Where beet Fits

From the above discussion, there are some obvious needs not easily met by existing tools:

  1. Easy addition of instrumentation at runtime, not compile-time

  2. Logging that is both detailed (method-call granularity) and low-overhead, so that it can always be active, even in production

  3. most importantly, strong correlation of events across multiple layers of a system, so that you know which request triggered that expensive SQL statement without needing to infer it.

beet aims to balance these needs against each other, so that you can react with more focus to production problems, and so that you can proactively understand how users behave as you consider ways to grow your system. The ideal use of beet combines it with judicious toolkit logging, system resource monitoring, and JMX console access to provide you with a profoundly detailed portrait of your live production system.

Why Spring?

The first release of beet targets Spring applications exclusively. This is mostly because of Spring's excellent runtime AOP support, which is critical to beet's aim of zero code modification. Spring is also unusual in being of generally high quality, completely free, and wildly popular. Finally, many other important frameworks make Spring compatibility a priority.

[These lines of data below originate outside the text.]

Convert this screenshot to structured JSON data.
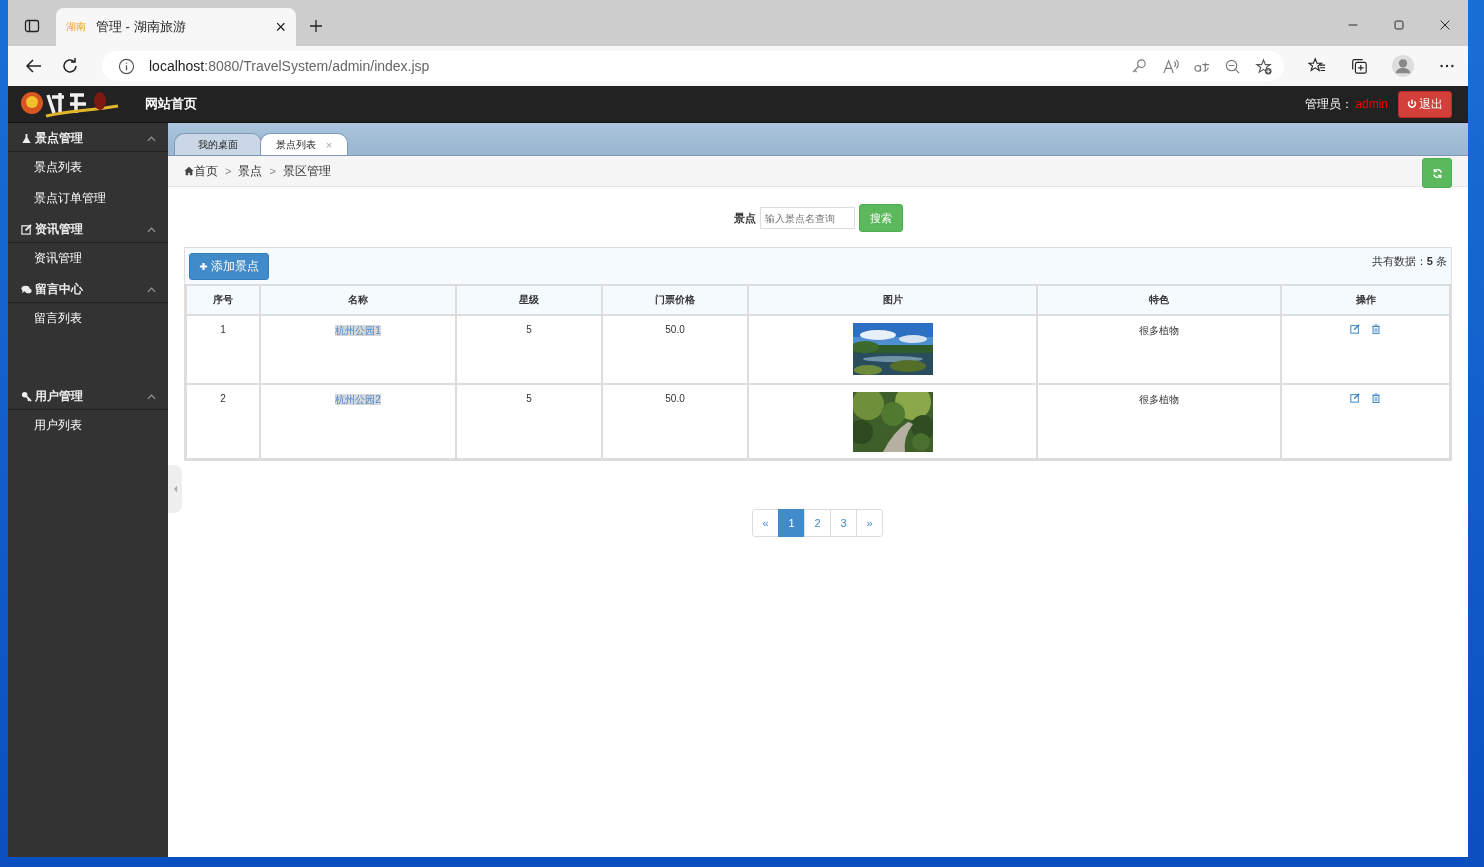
{
  "browser": {
    "tab": {
      "favicon": "湖南",
      "title": "管理 - 湖南旅游",
      "close": "×"
    },
    "url": {
      "host": "localhost",
      "path": ":8080/TravelSystem/admin/index.jsp"
    }
  },
  "header": {
    "title": "网站首页",
    "admin_label": "管理员：",
    "admin_name": "admin",
    "logout": "退出"
  },
  "sidebar": [
    {
      "title": "景点管理",
      "expanded": true,
      "items": [
        {
          "label": "景点列表"
        },
        {
          "label": "景点订单管理"
        }
      ]
    },
    {
      "title": "资讯管理",
      "expanded": true,
      "items": [
        {
          "label": "资讯管理"
        }
      ]
    },
    {
      "title": "留言中心",
      "expanded": true,
      "items": [
        {
          "label": "留言列表"
        }
      ]
    },
    {
      "title": "用户管理",
      "expanded": true,
      "items": [
        {
          "label": "用户列表"
        }
      ]
    }
  ],
  "tabs": [
    {
      "label": "我的桌面",
      "selected": false
    },
    {
      "label": "景点列表",
      "selected": true,
      "close": "×"
    }
  ],
  "breadcrumb": {
    "items": [
      "首页",
      "景点",
      "景区管理"
    ],
    "separator": ">"
  },
  "search": {
    "label": "景点",
    "placeholder": "输入景点名查询",
    "button": "搜索"
  },
  "toolbar": {
    "add_button": "添加景点",
    "count": "共有数据：**5** 条"
  },
  "table": {
    "columns": [
      "序号",
      "名称",
      "星级",
      "门票价格",
      "图片",
      "特色",
      "操作"
    ],
    "rows": [
      {
        "no": "1",
        "name": "杭州公园1",
        "stars": "5",
        "price": "50.0",
        "feature": "很多植物"
      },
      {
        "no": "2",
        "name": "杭州公园2",
        "stars": "5",
        "price": "50.0",
        "feature": "很多植物"
      }
    ]
  },
  "pagination": {
    "prev": "«",
    "pages": [
      {
        "label": "1",
        "selected": true
      },
      {
        "label": "2",
        "selected": false
      },
      {
        "label": "3",
        "selected": false
      }
    ],
    "next": "»"
  }
}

Still, the core components of beet are not tightly coupled to Spring and support for other deployment scenarios is conceivable. Deployment in a pure EJB3 container is a likely target for a future release.

Commercial and Open-Source Alternatives

There are many high-quality commercial alternatives. If closed-source and/or commercial tools are an option for you, make sure you evaluate a few. We won't specifically endorse any of them here, however :). Generally the benefit of a commercial alternative will be in the out-of-the-box data analysis tools; with our library, you mostly get the data, and what you do with it is your business. Many portal application servers (Sun Glassfish and BEA WebLogic come to mind) have some behavior tracking features; make sure you consider the capabilities of your target platform. Even if you have some tools available, beet may offer you something in simplicity, flexibility, and performance.

There are also a few excellent open source projects out there geared toward gathering performance metrics in a production system. Among these, we believe beet to be fairly unique in its layered approach to monitoring.